The INFUSE-AMI trial was conducted at 37 sites in six countries from November 2009 to December 2011. – by Robert Stott

For more information:

Disclosure: Dr. Stone serves as a consultant to Atrium Medical, Eli Lilly, Medtronic and The Medicines Company.

PERSPECTIVE

This was a very important trial because in this group of patients, with large anterior MIs, how we treat them is going to be one of the key factors. What the investigators have demonstrated is that local delivery of abciximab may be of value.
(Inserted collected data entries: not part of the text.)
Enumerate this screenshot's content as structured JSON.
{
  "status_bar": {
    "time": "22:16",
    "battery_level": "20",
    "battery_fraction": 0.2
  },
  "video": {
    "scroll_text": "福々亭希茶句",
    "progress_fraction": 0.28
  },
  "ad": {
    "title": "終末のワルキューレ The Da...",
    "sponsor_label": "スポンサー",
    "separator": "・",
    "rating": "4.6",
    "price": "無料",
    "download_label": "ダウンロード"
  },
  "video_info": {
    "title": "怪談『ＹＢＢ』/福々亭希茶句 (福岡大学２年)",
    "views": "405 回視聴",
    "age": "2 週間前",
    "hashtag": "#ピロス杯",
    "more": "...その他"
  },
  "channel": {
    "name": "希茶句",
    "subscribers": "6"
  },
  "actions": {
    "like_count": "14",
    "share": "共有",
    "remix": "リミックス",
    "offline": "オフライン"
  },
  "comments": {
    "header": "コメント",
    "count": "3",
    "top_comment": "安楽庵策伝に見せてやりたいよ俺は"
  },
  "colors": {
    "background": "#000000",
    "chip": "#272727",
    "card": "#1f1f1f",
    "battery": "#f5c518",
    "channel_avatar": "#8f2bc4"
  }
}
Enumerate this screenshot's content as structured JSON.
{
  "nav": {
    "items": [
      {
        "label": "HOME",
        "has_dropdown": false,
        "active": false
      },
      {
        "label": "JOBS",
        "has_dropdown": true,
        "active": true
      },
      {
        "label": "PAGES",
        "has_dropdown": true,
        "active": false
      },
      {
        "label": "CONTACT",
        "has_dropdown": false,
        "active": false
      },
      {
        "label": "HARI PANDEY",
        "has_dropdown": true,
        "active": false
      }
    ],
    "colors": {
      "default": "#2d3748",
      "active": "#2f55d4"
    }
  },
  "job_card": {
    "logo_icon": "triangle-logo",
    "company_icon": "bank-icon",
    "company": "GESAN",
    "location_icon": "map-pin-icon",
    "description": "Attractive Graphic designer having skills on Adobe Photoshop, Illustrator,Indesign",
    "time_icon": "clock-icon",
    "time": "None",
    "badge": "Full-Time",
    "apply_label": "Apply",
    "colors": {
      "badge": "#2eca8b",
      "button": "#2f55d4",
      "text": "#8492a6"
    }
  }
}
We used to use it frequently and then with the coming of other drugs, it has fallen off the radar screen. Now, I think going back to delivering it locally is an attractive strategy. However, it would be beneficial to see a larger study. At present, the study is [slightly] discordant with the meta-analysis of the published trials. While it doesn’t take away from the elegant nature of the study, the combined analysis has produced several thousand patients who show no clinical benefit. I am still on the fence about the clinical implications, but, nonetheless, this is an elegant study that answers an important question concerning infarct size.

E. Magnus Ohman, MD, FRCPI, FACC
Associate Director, Duke Heart Center
Director, Program for Advanced Coronary Disease
Duke University Medical Center

Disclosures: Dr. Ohman reported consulting fees from AstraZeneca, Boehringer Ingelheim, Bristol Myers Squibb, Gilead Sciences, Liposcience, Merck, Sanofi Aventis, The Medicines Company and WebMD.